Hypatia of Alexandria (370? - 415 C.E.)
A mid-19th century wood engraving of Hypatia, one of the earliest known female mathematicians. (Photo: Universal History Archive/Getty Images)
Sophie Germain (1776-1831)
Sophie Germain was a self-taught French mathematician. Although her parents tried to discourage her from learning (it was believed that mathematics was an inappropriate trade for women at the time), Germain would sneak into her father's library to read the works of great mathematicians going so far as to wrap herself in quilts and use candles she had hidden in order to study throughout the night.
After learning what she could on her own, she decided to advance her knowledge by corresponding with prominent mathematicians Adrien-Marie Legendre and Carl Friedrich Gauss under the male pseudonym “M. LeBlanc.” Her decision to identify as a man to prove her worth in the male-dominated field of mathematics was fruitful. Her work in number theory, the theory of elasticity, and in developing innovative approaches to prove Fermat's Last Theorem are highly significant contributions to mathematics. Fighting against the social prejudices of the times, she rose to the top becoming an equal collaborator with male mathematicians toward the end of her career.

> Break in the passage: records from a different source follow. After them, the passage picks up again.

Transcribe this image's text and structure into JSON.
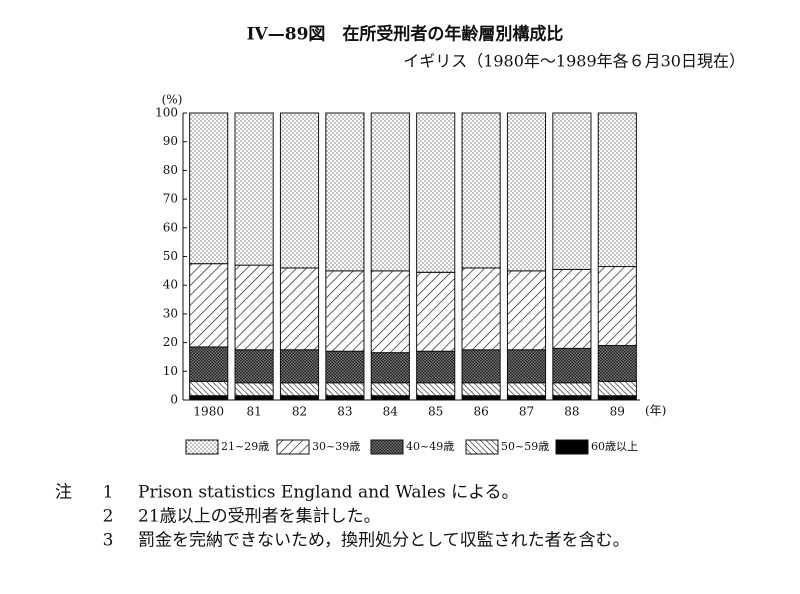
{
  "chart_data": {
    "type": "stacked_bar",
    "title": "IV—89図　在所受刑者の年齢層別構成比",
    "subtitle": "イギリス（1980年～1989年各６月30日現在）",
    "y_label": "(%)",
    "x_label": "(年)",
    "categories": [
      "1980",
      "81",
      "82",
      "83",
      "84",
      "85",
      "86",
      "87",
      "88",
      "89"
    ],
    "series": [
      {
        "name": "21~29歳",
        "color": "#ffffff",
        "pattern": "dots",
        "values": [
          52.5,
          53,
          54,
          55,
          55,
          55.5,
          54,
          55,
          54.5,
          53.5
        ]
      },
      {
        "name": "30~39歳",
        "color": "#ffffff",
        "pattern": "backslash",
        "values": [
          29,
          29.5,
          28.5,
          28,
          28.5,
          27.5,
          28.5,
          27.5,
          27.5,
          27.5
        ]
      },
      {
        "name": "40~49歳",
        "color": "#555555",
        "pattern": "crosshatch",
        "values": [
          12,
          11.5,
          11.5,
          11,
          10.5,
          11,
          11.5,
          11.5,
          12,
          12.5
        ]
      },
      {
        "name": "50~59歳",
        "color": "#ffffff",
        "pattern": "slash",
        "values": [
          5,
          4.5,
          4.5,
          4.5,
          4.5,
          4.5,
          4.5,
          4.5,
          4.5,
          5
        ]
      },
      {
        "name": "60歳以上",
        "color": "#000000",
        "pattern": "solid",
        "values": [
          1.5,
          1.5,
          1.5,
          1.5,
          1.5,
          1.5,
          1.5,
          1.5,
          1.5,
          1.5
        ]
      }
    ],
    "ylim": [
      0,
      100
    ],
    "yticks": [
      0,
      10,
      20,
      30,
      40,
      50,
      60,
      70,
      80,
      90,
      100
    ],
    "grid": false,
    "legend": "bottom"
  },
  "notes": {
    "label": "注",
    "items": [
      {
        "number": 1,
        "text": "Prison statistics England and Wales による。"
      },
      {
        "number": 2,
        "text": "21歳以上の受刑者を集計した。"
      },
      {
        "number": 3,
        "text": "罰金を完納できないため，換刑処分として収監された者を含む。"
      }
    ]
  }
}
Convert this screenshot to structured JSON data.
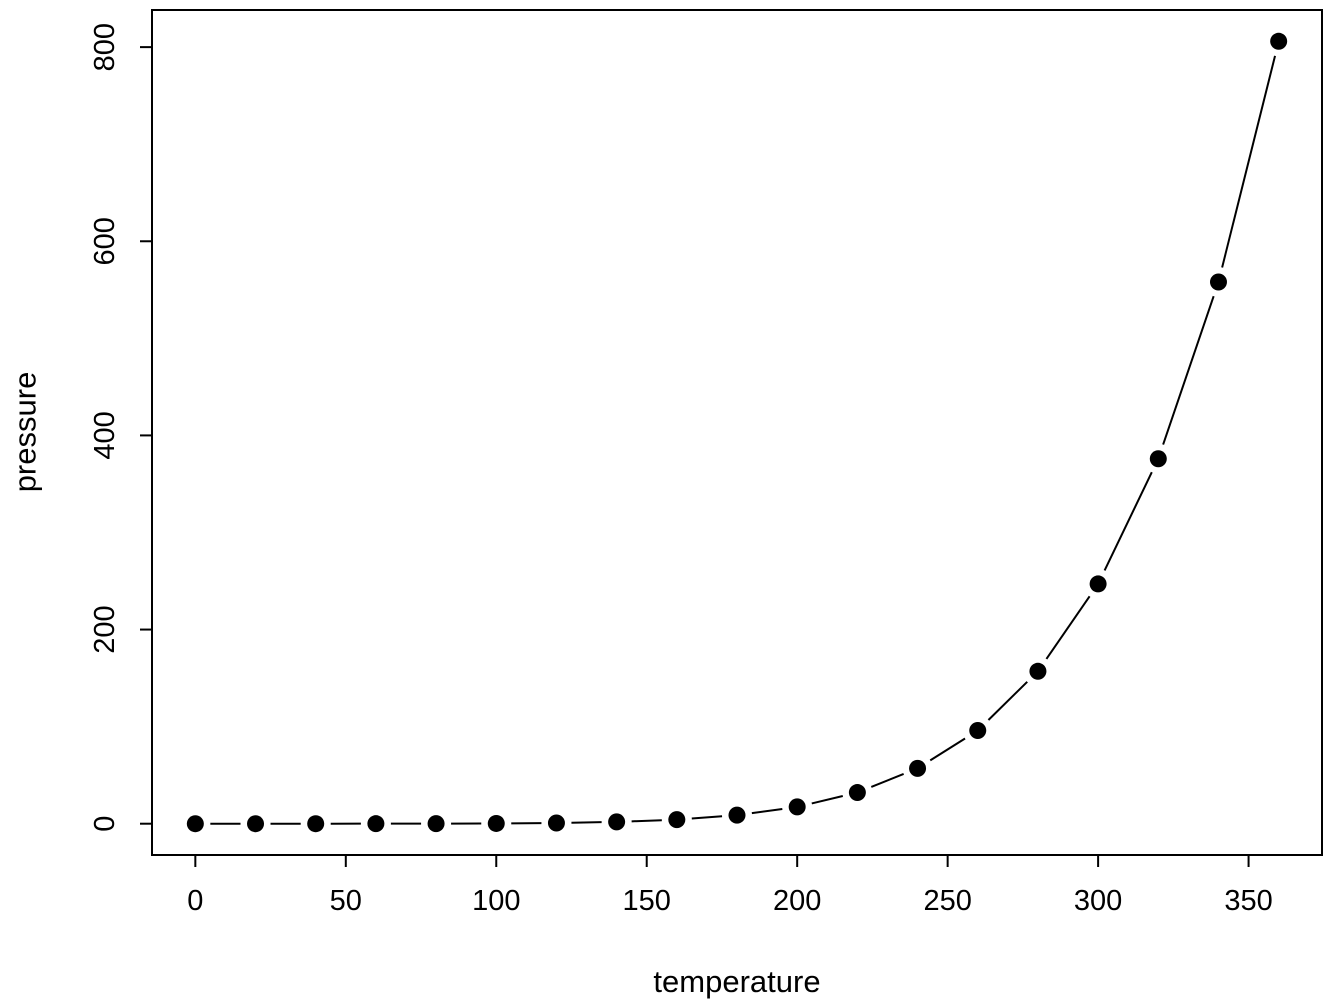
{
  "chart_data": {
    "type": "scatter",
    "subtype": "points-with-line-segments",
    "title": "",
    "xlabel": "temperature",
    "ylabel": "pressure",
    "x": [
      0,
      20,
      40,
      60,
      80,
      100,
      120,
      140,
      160,
      180,
      200,
      220,
      240,
      260,
      280,
      300,
      320,
      340,
      360
    ],
    "y": [
      0.0002,
      0.0012,
      0.006,
      0.03,
      0.09,
      0.27,
      0.75,
      1.85,
      4.2,
      8.8,
      17.3,
      32.1,
      57.0,
      96.0,
      157.0,
      247.0,
      376.0,
      558.0,
      806.0
    ],
    "x_ticks": [
      0,
      50,
      100,
      150,
      200,
      250,
      300,
      350
    ],
    "y_ticks": [
      0,
      200,
      400,
      600,
      800
    ],
    "xlim": [
      0,
      360
    ],
    "ylim": [
      0,
      806
    ],
    "grid": false,
    "legend": null,
    "style": {
      "background": "#ffffff",
      "foreground": "#000000",
      "point_color": "#000000",
      "line_color": "#000000"
    }
  }
}
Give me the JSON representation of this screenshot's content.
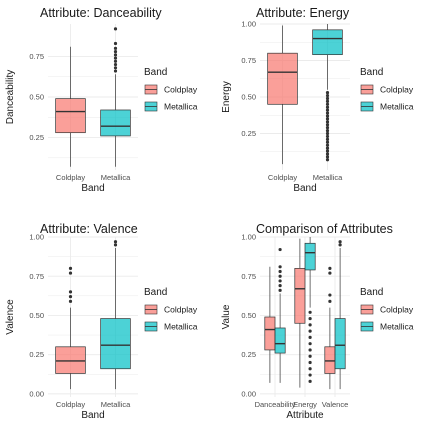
{
  "colors": {
    "Coldplay": "#F8766D",
    "Metallica": "#00BFC4",
    "grid": "#ebebeb",
    "box_line": "#333333"
  },
  "chart_data": [
    {
      "type": "box",
      "title": "Attribute: Danceability",
      "xlabel": "Band",
      "ylabel": "Danceability",
      "categories": [
        "Coldplay",
        "Metallica"
      ],
      "ylim": [
        0.05,
        0.95
      ],
      "yticks": [
        0.25,
        0.5,
        0.75
      ],
      "ytick_labels": [
        "0.25",
        "0.50",
        "0.75"
      ],
      "grid": true,
      "legend": {
        "title": "Band",
        "entries": [
          "Coldplay",
          "Metallica"
        ],
        "placement": "right"
      },
      "boxes": [
        {
          "category": "Coldplay",
          "fill": "Coldplay",
          "min": 0.07,
          "q1": 0.28,
          "median": 0.41,
          "q3": 0.49,
          "max": 0.81,
          "outliers": []
        },
        {
          "category": "Metallica",
          "fill": "Metallica",
          "min": 0.07,
          "q1": 0.26,
          "median": 0.32,
          "q3": 0.42,
          "max": 0.64,
          "outliers": [
            0.66,
            0.68,
            0.7,
            0.72,
            0.74,
            0.76,
            0.78,
            0.8,
            0.83,
            0.92
          ]
        }
      ]
    },
    {
      "type": "box",
      "title": "Attribute: Energy",
      "xlabel": "Band",
      "ylabel": "Energy",
      "categories": [
        "Coldplay",
        "Metallica"
      ],
      "ylim": [
        0.0,
        1.0
      ],
      "yticks": [
        0.25,
        0.5,
        0.75,
        1.0
      ],
      "ytick_labels": [
        "0.25",
        "0.50",
        "0.75",
        "1.00"
      ],
      "grid": true,
      "legend": {
        "title": "Band",
        "entries": [
          "Coldplay",
          "Metallica"
        ],
        "placement": "right"
      },
      "boxes": [
        {
          "category": "Coldplay",
          "fill": "Coldplay",
          "min": 0.04,
          "q1": 0.45,
          "median": 0.67,
          "q3": 0.8,
          "max": 0.99,
          "outliers": []
        },
        {
          "category": "Metallica",
          "fill": "Metallica",
          "min": 0.55,
          "q1": 0.79,
          "median": 0.9,
          "q3": 0.96,
          "max": 1.0,
          "outliers": [
            0.53,
            0.51,
            0.49,
            0.47,
            0.45,
            0.43,
            0.41,
            0.39,
            0.37,
            0.35,
            0.33,
            0.31,
            0.29,
            0.27,
            0.25,
            0.23,
            0.21,
            0.19,
            0.17,
            0.15,
            0.13,
            0.11,
            0.09,
            0.07
          ]
        }
      ]
    },
    {
      "type": "box",
      "title": "Attribute: Valence",
      "xlabel": "Band",
      "ylabel": "Valence",
      "categories": [
        "Coldplay",
        "Metallica"
      ],
      "ylim": [
        -0.02,
        1.0
      ],
      "yticks": [
        0.0,
        0.25,
        0.5,
        0.75,
        1.0
      ],
      "ytick_labels": [
        "0.00",
        "0.25",
        "0.50",
        "0.75",
        "1.00"
      ],
      "grid": true,
      "legend": {
        "title": "Band",
        "entries": [
          "Coldplay",
          "Metallica"
        ],
        "placement": "right"
      },
      "boxes": [
        {
          "category": "Coldplay",
          "fill": "Coldplay",
          "min": 0.03,
          "q1": 0.13,
          "median": 0.21,
          "q3": 0.3,
          "max": 0.55,
          "outliers": [
            0.59,
            0.62,
            0.65,
            0.77,
            0.8
          ]
        },
        {
          "category": "Metallica",
          "fill": "Metallica",
          "min": 0.03,
          "q1": 0.16,
          "median": 0.31,
          "q3": 0.48,
          "max": 0.93,
          "outliers": [
            0.95,
            0.97
          ]
        }
      ]
    },
    {
      "type": "box",
      "title": "Comparison of Attributes",
      "xlabel": "Attribute",
      "ylabel": "Value",
      "categories": [
        "Danceability",
        "Energy",
        "Valence"
      ],
      "ylim": [
        -0.02,
        1.0
      ],
      "yticks": [
        0.0,
        0.25,
        0.5,
        0.75,
        1.0
      ],
      "ytick_labels": [
        "0.00",
        "0.25",
        "0.50",
        "0.75",
        "1.00"
      ],
      "grid": true,
      "legend": {
        "title": "Band",
        "entries": [
          "Coldplay",
          "Metallica"
        ],
        "placement": "right"
      },
      "boxes": [
        {
          "category": "Danceability",
          "fill": "Coldplay",
          "min": 0.07,
          "q1": 0.28,
          "median": 0.41,
          "q3": 0.49,
          "max": 0.81,
          "outliers": []
        },
        {
          "category": "Danceability",
          "fill": "Metallica",
          "min": 0.07,
          "q1": 0.26,
          "median": 0.32,
          "q3": 0.42,
          "max": 0.64,
          "outliers": [
            0.66,
            0.69,
            0.72,
            0.75,
            0.78,
            0.81,
            0.92
          ]
        },
        {
          "category": "Energy",
          "fill": "Coldplay",
          "min": 0.04,
          "q1": 0.45,
          "median": 0.67,
          "q3": 0.8,
          "max": 0.99,
          "outliers": []
        },
        {
          "category": "Energy",
          "fill": "Metallica",
          "min": 0.55,
          "q1": 0.79,
          "median": 0.9,
          "q3": 0.96,
          "max": 1.0,
          "outliers": [
            0.52,
            0.48,
            0.44,
            0.4,
            0.36,
            0.32,
            0.28,
            0.24,
            0.2,
            0.16,
            0.12,
            0.08
          ]
        },
        {
          "category": "Valence",
          "fill": "Coldplay",
          "min": 0.03,
          "q1": 0.13,
          "median": 0.21,
          "q3": 0.3,
          "max": 0.55,
          "outliers": [
            0.59,
            0.63,
            0.77,
            0.8
          ]
        },
        {
          "category": "Valence",
          "fill": "Metallica",
          "min": 0.03,
          "q1": 0.16,
          "median": 0.31,
          "q3": 0.48,
          "max": 0.93,
          "outliers": [
            0.95,
            0.97
          ]
        }
      ]
    }
  ]
}
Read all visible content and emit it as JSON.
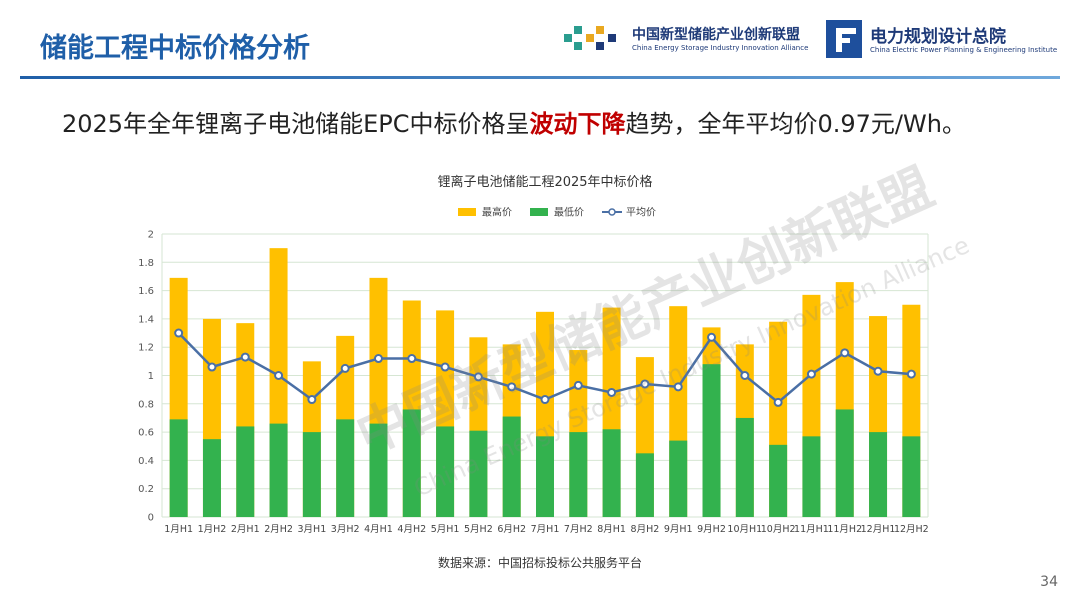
{
  "header": {
    "title": "储能工程中标价格分析",
    "logo1_cn": "中国新型储能产业创新联盟",
    "logo1_en": "China Energy Storage Industry Innovation Alliance",
    "logo2_cn": "电力规划设计总院",
    "logo2_en": "China Electric Power Planning & Engineering Institute"
  },
  "headline": {
    "before": "2025年全年锂离子电池储能EPC中标价格呈",
    "highlight": "波动下降",
    "after": "趋势，全年平均价0.97元/Wh。"
  },
  "watermark": {
    "cn": "中国新型储能产业创新联盟",
    "en": "China Energy Storage Industry Innovation Alliance"
  },
  "chart_data": {
    "type": "bar",
    "title": "锂离子电池储能工程2025年中标价格",
    "categories": [
      "1月H1",
      "1月H2",
      "2月H1",
      "2月H2",
      "3月H1",
      "3月H2",
      "4月H1",
      "4月H2",
      "5月H1",
      "5月H2",
      "6月H2",
      "7月H1",
      "7月H2",
      "8月H1",
      "8月H2",
      "9月H1",
      "9月H2",
      "10月H1",
      "10月H2",
      "11月H1",
      "11月H2",
      "12月H1",
      "12月H2"
    ],
    "series": [
      {
        "name": "最高价",
        "color": "#FFC000",
        "values": [
          1.69,
          1.4,
          1.37,
          1.9,
          1.1,
          1.28,
          1.69,
          1.53,
          1.46,
          1.27,
          1.22,
          1.45,
          1.18,
          1.48,
          1.13,
          1.49,
          1.34,
          1.22,
          1.38,
          1.57,
          1.66,
          1.42,
          1.5
        ]
      },
      {
        "name": "最低价",
        "color": "#33B24E",
        "values": [
          0.69,
          0.55,
          0.64,
          0.66,
          0.6,
          0.69,
          0.66,
          0.76,
          0.64,
          0.61,
          0.71,
          0.57,
          0.6,
          0.62,
          0.45,
          0.54,
          1.08,
          0.7,
          0.51,
          0.57,
          0.76,
          0.6,
          0.57
        ]
      },
      {
        "name": "平均价",
        "color": "#4A6FA5",
        "type": "line",
        "values": [
          1.3,
          1.06,
          1.13,
          1.0,
          0.83,
          1.05,
          1.12,
          1.12,
          1.06,
          0.99,
          0.92,
          0.83,
          0.93,
          0.88,
          0.94,
          0.92,
          1.27,
          1.0,
          0.81,
          1.01,
          1.16,
          1.03,
          1.01
        ]
      }
    ],
    "ylim": [
      0,
      2
    ],
    "yticks": [
      0,
      0.2,
      0.4,
      0.6,
      0.8,
      1,
      1.2,
      1.4,
      1.6,
      1.8,
      2
    ],
    "grid": true,
    "legend": "top"
  },
  "source": "数据来源：中国招标投标公共服务平台",
  "page_number": "34"
}
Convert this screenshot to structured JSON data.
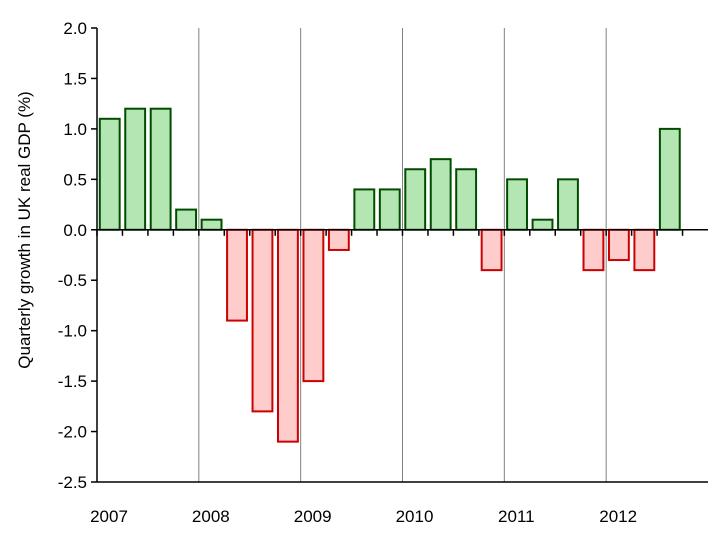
{
  "chart_data": {
    "type": "bar",
    "title": "",
    "xlabel": "",
    "ylabel": "Quarterly growth in UK real GDP (%)",
    "ylim": [
      -2.5,
      2.0
    ],
    "yticks": [
      "2.0",
      "1.5",
      "1.0",
      "0.5",
      "0.0",
      "-0.5",
      "-1.0",
      "-1.5",
      "-2.0",
      "-2.5"
    ],
    "year_labels": [
      "2007",
      "2008",
      "2009",
      "2010",
      "2011",
      "2012"
    ],
    "categories": [
      "2007 Q1",
      "2007 Q2",
      "2007 Q3",
      "2007 Q4",
      "2008 Q1",
      "2008 Q2",
      "2008 Q3",
      "2008 Q4",
      "2009 Q1",
      "2009 Q2",
      "2009 Q3",
      "2009 Q4",
      "2010 Q1",
      "2010 Q2",
      "2010 Q3",
      "2010 Q4",
      "2011 Q1",
      "2011 Q2",
      "2011 Q3",
      "2011 Q4",
      "2012 Q1",
      "2012 Q2",
      "2012 Q3"
    ],
    "values": [
      1.1,
      1.2,
      1.2,
      0.2,
      0.1,
      -0.9,
      -1.8,
      -2.1,
      -1.5,
      -0.2,
      0.4,
      0.4,
      0.6,
      0.7,
      0.6,
      -0.4,
      0.5,
      0.1,
      0.5,
      -0.4,
      -0.3,
      -0.4,
      1.0
    ],
    "grid": "vertical lines at year boundaries",
    "colors": {
      "positive_fill": "#b3e6b3",
      "positive_stroke": "#004d00",
      "negative_fill": "#ffcccc",
      "negative_stroke": "#cc0000",
      "gridline": "#808080",
      "axis": "#000000"
    }
  }
}
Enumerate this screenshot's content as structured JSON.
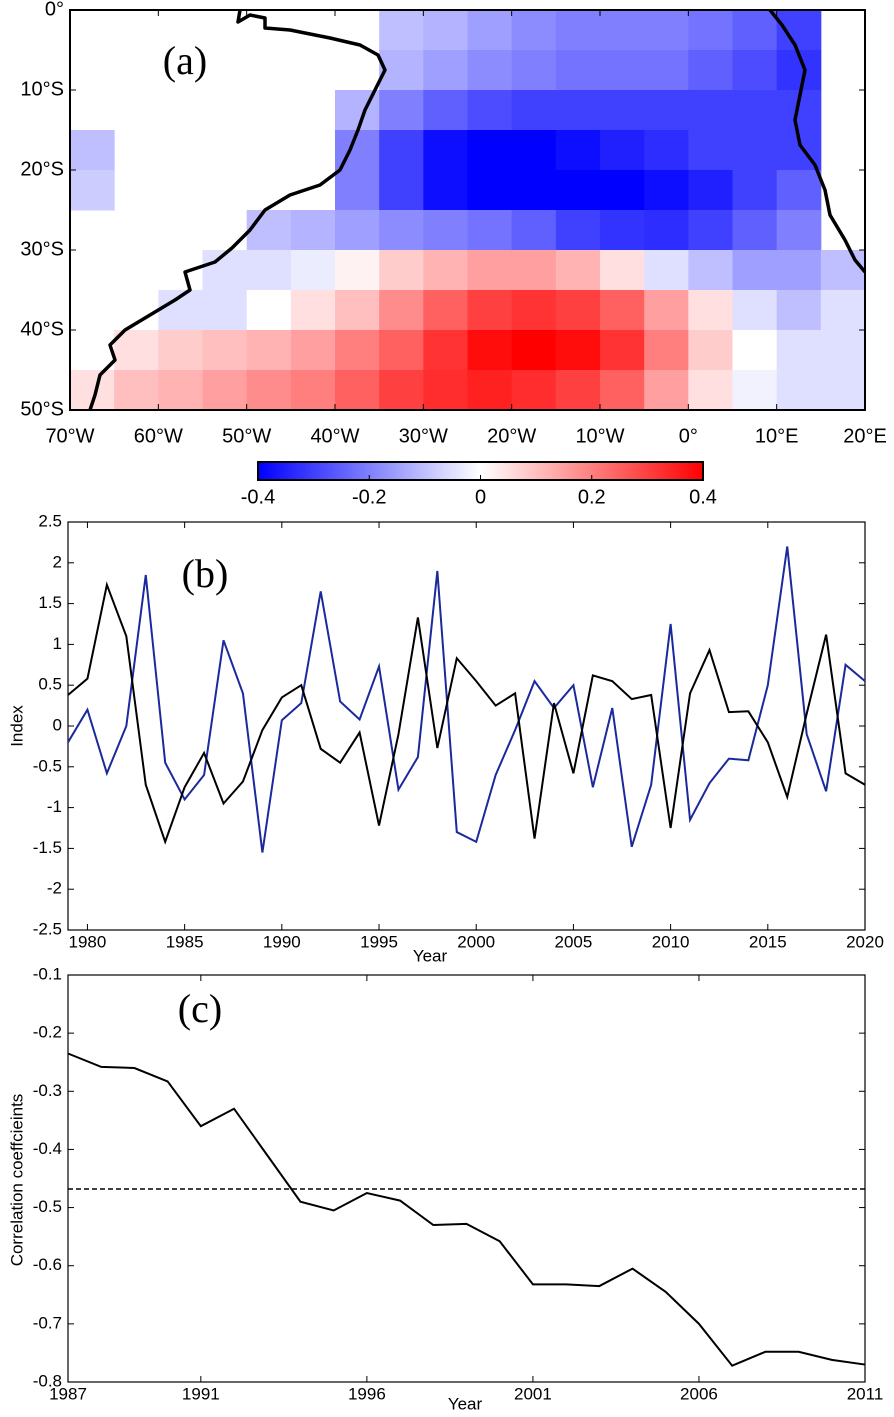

Charlotte Angas Scott (1858-1931)
Charlotte Angas Scott (June 8, 1858 - November 10, 1931) was the first woman in England to receive a doctorate in mathematics. Going against the social scripts of the time and with her family’s support, she sought education from a young age and this sparked an early interest in mathematics. In 1880, Scott ranked eighth in the highly prestigious Cambridge Mathematical Tripos Exam but because she was a woman, she could not attend the award ceremony. After earning degrees from the University of London, she traveled to the United States and became a founding faculty member of the Department of Mathematics at Bryn Mawr College where she mentored other women to pursue careers in mathematics. Scott’s work with algebraic curves and plane analytical geometry played a significant role in the modern development of abstract mathematical proofs. Her 1899 article “Proof of Noether's Fundamental Theorem” is widely recognized as highly influential in the field of mathematics.
NASA’s Human Computers
The 1950s ushered in a new wave of women mathematicians, although many have been “hidden” from dominant discourse. Take, for example, a group of African American women mathematicians known as NASA’s “human computers” due to their highly skilled abilities to perform the complex calculations that helped humans into outer space. These women include Mary Jackson, Katherine Johnson, and Dorothy Vaughan who have all been celebrated in the book and subsequent Oscar-winning film, Hidden Figures, as well as Miriam Daniel Mann, Kathryn Peddrew, Christine Darden, and Annie Easley who are featured in the book Hidden Human Computers: The Black Women of NASA. Another woman who worked for NASA to help get man to the moon was space engineer Mary Golda Ross, who was a member of the Cherokee Nation and the first female Native American rocket scientist. Facing both gender and racial discrimination, the accomplishments of these women should not be understated. Without their mathematical brilliance, space travel would not have been possible.
In our eyes, these women who helped break down barriers for today's women in science, mathematics and engineering are our heros.